No dia 8 de julho passado publiquei o post Vivendo e Aprendendo – Lições na FLIP no qual comentei o fato das pesquisas sobre hábitos de leitura não capturarem novas tendências de leitura e produção de literatura. Minha atenção havia sido despertada pelo fenômeno dos saraus literários, pois participei de uma mesa com Marcelino Freire, na qual ele discorreu sobre seu projeto Quebras, com o qual visitou vários estados e constatou uma enorme vitalidade dessas manifestações.

Em outra mesa, também na FLIP, promovida pelo Instituto C&A sobre programas de incentivo à leitura, o tema voltou à baila, e houve um alerta sobre o “fascínio dos números” na análise dos fenômenos sociais, inclusive a avaliação da extensão e o impacto da leitura.

Alguns dias depois recebi um e-mail do Bernardo Jaramillo, subdiretor de Produção e Circulação do Livro do CERLALC-UNESCO, comentando o post e informando que o assunto estava no radar da instituição.
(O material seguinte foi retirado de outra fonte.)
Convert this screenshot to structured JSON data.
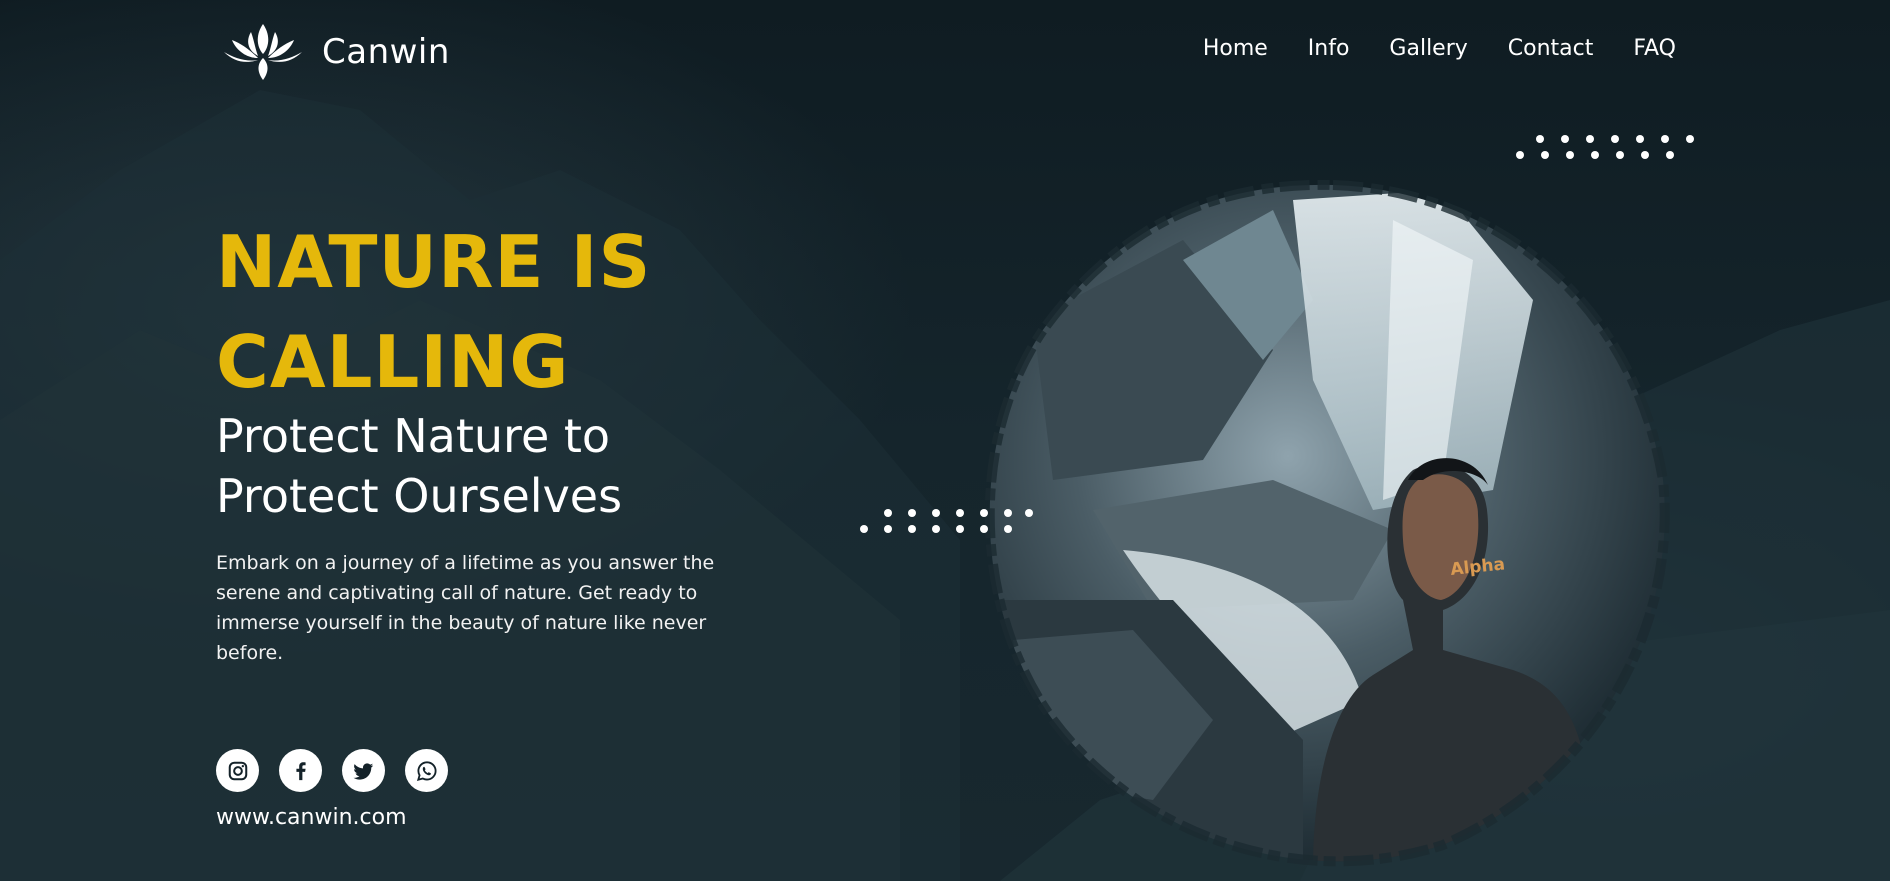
{
  "brand": {
    "name": "Canwin",
    "logo_icon": "lotus-icon"
  },
  "nav": {
    "items": [
      {
        "label": "Home"
      },
      {
        "label": "Info"
      },
      {
        "label": "Gallery"
      },
      {
        "label": "Contact"
      },
      {
        "label": "FAQ"
      }
    ]
  },
  "hero": {
    "headline_line1": "NATURE IS",
    "headline_line2": "CALLING",
    "subhead_line1": "Protect Nature to",
    "subhead_line2": "Protect Ourselves",
    "body": "Embark on a journey of a lifetime as you answer the serene and captivating call of nature. Get ready to immerse yourself in the beauty of nature like never before.",
    "photo_caption_text": "Alpha"
  },
  "socials": [
    {
      "icon": "instagram-icon"
    },
    {
      "icon": "facebook-icon"
    },
    {
      "icon": "twitter-icon"
    },
    {
      "icon": "whatsapp-icon"
    }
  ],
  "footer": {
    "website": "www.canwin.com"
  },
  "colors": {
    "accent": "#e5b80b",
    "background": "#142229",
    "text": "#ffffff"
  }
}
E me enviou o link para o texto que era o resultado de discussões e reflexões surgidas na mesa de especialistas sobre “Indicadores de leitura, livro e desenvolvimento”, que teve lugar na Cidade do México, com o apoio do Conselho Nacional para a Cultura e as Artes (Conaculta), nos dias 8, 9 e 10 de setembro de 2014. O link para o texto está aqui.
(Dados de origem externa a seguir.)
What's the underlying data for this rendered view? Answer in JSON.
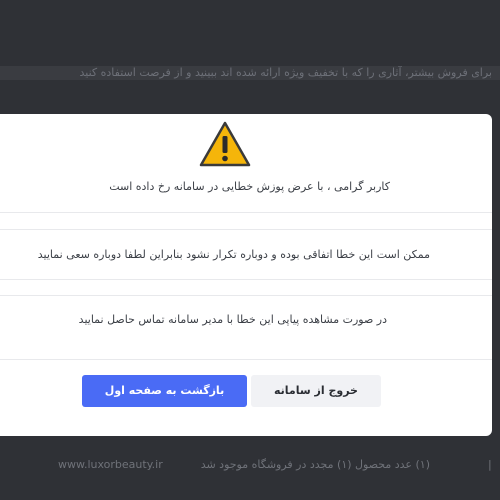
{
  "background": {
    "top_strip_text": "برای فروش بیشتر، آثاری را که با تخفیف ویژه ارائه شده اند ببینید و از فرصت استفاده کنید",
    "footer_site": "www.luxorbeauty.ir",
    "footer_message": "(۱) عدد محصول (۱) مجدد در فروشگاه موجود شد",
    "footer_pipe": "|"
  },
  "modal": {
    "icon": "warning-triangle-icon",
    "title_text": "کاربر گرامی ، با عرض پوزش خطایی در سامانه رخ داده است",
    "message_retry": "ممکن است این خطا اتفاقی بوده و دوباره تکرار نشود بنابراین لطفا دوباره سعی نمایید",
    "message_contact": "در صورت مشاهده پیاپی این خطا با مدیر سامانه تماس حاصل نمایید",
    "buttons": {
      "back_home": "بازگشت به صفحه اول",
      "logout": "خروج از سامانه"
    }
  },
  "colors": {
    "primary": "#4a6bf5",
    "warning": "#f5b50a",
    "overlay": "#2f3136"
  }
}
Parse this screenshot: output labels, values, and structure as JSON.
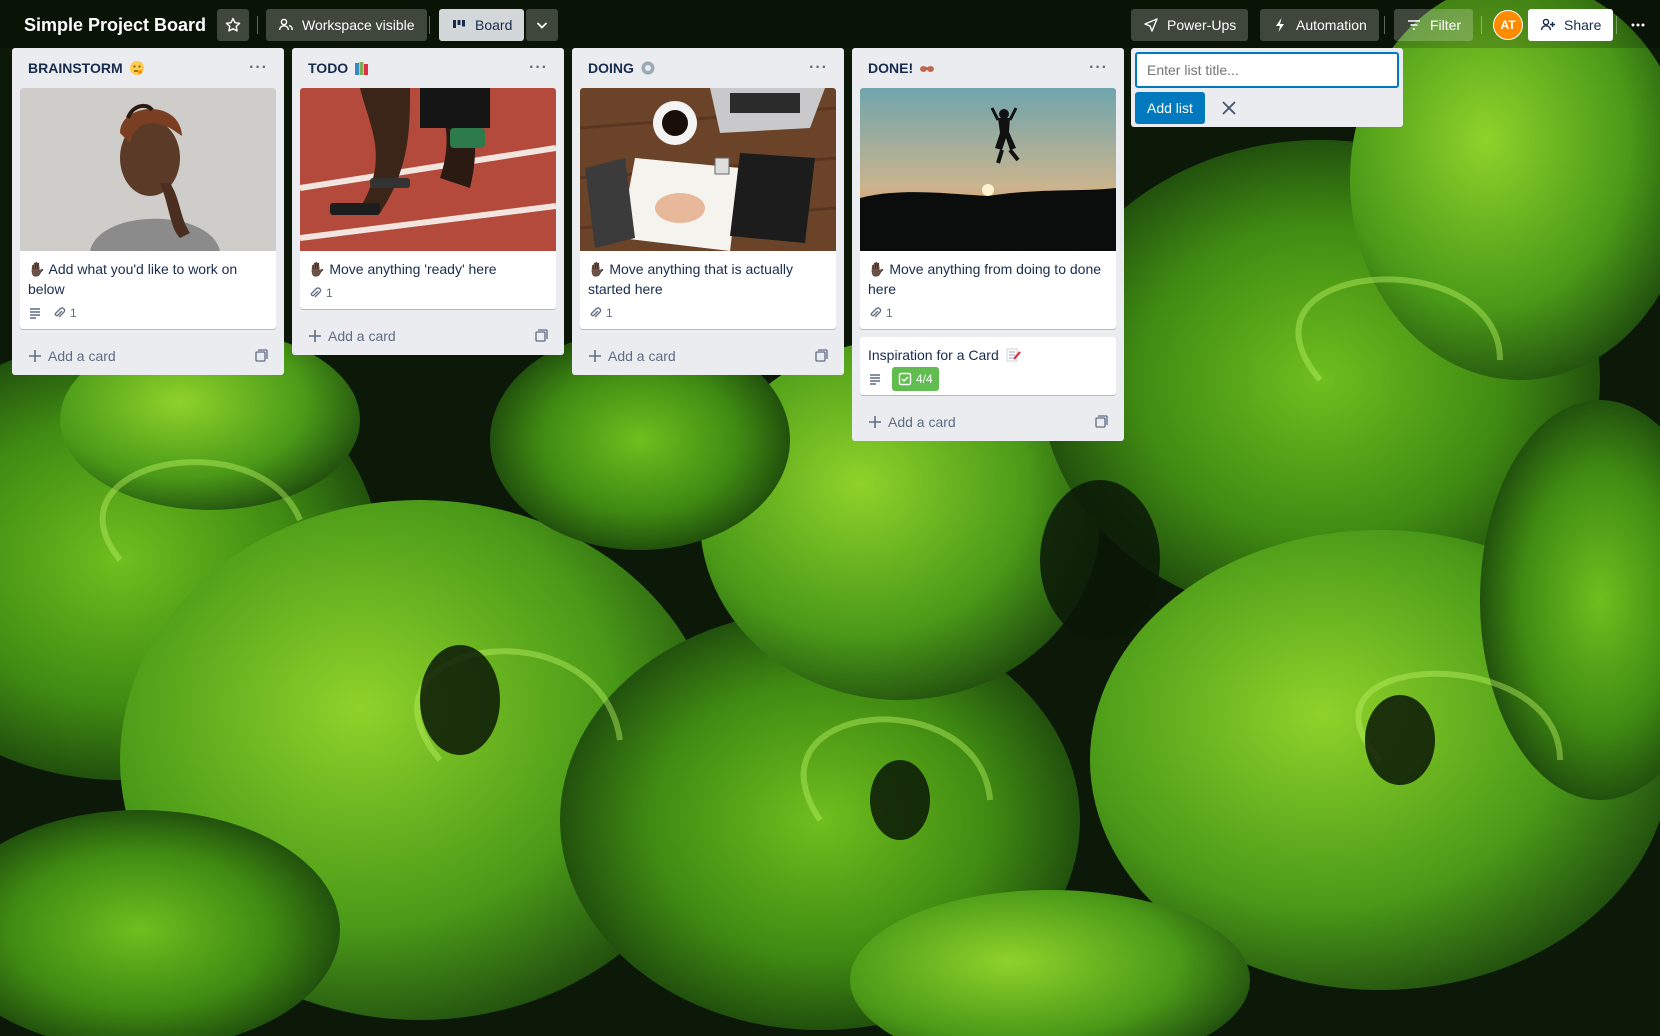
{
  "board": {
    "title": "Simple Project Board",
    "visibility_label": "Workspace visible",
    "view_label": "Board"
  },
  "header_right": {
    "powerups_label": "Power-Ups",
    "automation_label": "Automation",
    "filter_label": "Filter",
    "avatar_initials": "AT",
    "share_label": "Share"
  },
  "lists": [
    {
      "title": "BRAINSTORM",
      "emoji": "thinking-face-icon",
      "card": {
        "text": "✋🏿 Add what you'd like to work on below",
        "attachments": "1",
        "has_description": true
      },
      "add_card_label": "Add a card"
    },
    {
      "title": "TODO",
      "emoji": "books-icon",
      "card": {
        "text": "✋🏿 Move anything 'ready' here",
        "attachments": "1",
        "has_description": false
      },
      "add_card_label": "Add a card"
    },
    {
      "title": "DOING",
      "emoji": "gear-icon",
      "card": {
        "text": "✋🏿 Move anything that is actually started here",
        "attachments": "1",
        "has_description": false
      },
      "add_card_label": "Add a card"
    },
    {
      "title": "DONE!",
      "emoji": "sunglasses-icon",
      "card": {
        "text": "✋🏿 Move anything from doing to done here",
        "attachments": "1",
        "has_description": false
      },
      "card2": {
        "text": "Inspiration for a Card",
        "emoji": "memo-icon",
        "checklist": "4/4",
        "has_description": true
      },
      "add_card_label": "Add a card"
    }
  ],
  "add_list": {
    "placeholder": "Enter list title...",
    "button_label": "Add list"
  },
  "colors": {
    "accent": "#0079bf",
    "checklist_done": "#61bd4f",
    "avatar": "#ff8b00",
    "list_bg": "#ebecf0"
  }
}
A reunião contou com um alentado grupo de especialistas convidados pelo CERLALC: Alberto Mayol Miranda, Alejandra Pellicer, Daniel Goldin, Didier Álvarez Zapata, Gemma Lluch Crespo, Germán Rey, Luis González Martín, Néstor García Canclini. Em representação da Conaculta, estiveram presentes Ricardo Cayuela Gally, Diretor Geral de Publicações, Angélica Vázquez del Mercado, Diretora Geral Adjunta de Fomento à Leitura e ao Livro, e Carlos César Ávalos Franco, Coordenador Nacional de Desenvolvimento Institucional. Pelo Cerlalc, participaram Fernando Zapata López, Diretor, e Bernardo Jaramillo Hoyos, Subdiretor de Produção e Circulação do Livro. Compareceram também representantes do Instituto Nacional de Estatística e Geografia do México (Inegi): Félix Vélez Fernández Várela, Subdiretor; Arcelia Breceda Solis, Chefe do Departamento de Desenho de Questionários de Pesquisas Especiais; Laura Josefina Quiroz Beatriz, Chefe do Departamento de Manuais de Capacitação de Pesquisas; Ricardo Alejandro Lascencia Salceda, pessoa de contato em Desenho de Instrumentos de Captação e Material de Apoio. Participaram também José Ángel Quintanilla D´Acosta e Lorenzo Gómez Morín Fuentes, Presidente do Conselho de Administração e Diretor Executivo de Funlectura, respectivamente. Esteve encarregado da elaboração do documento Roberto Igarza, com doutorado em Comunicação Social e especialização em Educação, e Lenin Monak Salinas, Coordenador de Estudos e Estatísticas do Cerlalc.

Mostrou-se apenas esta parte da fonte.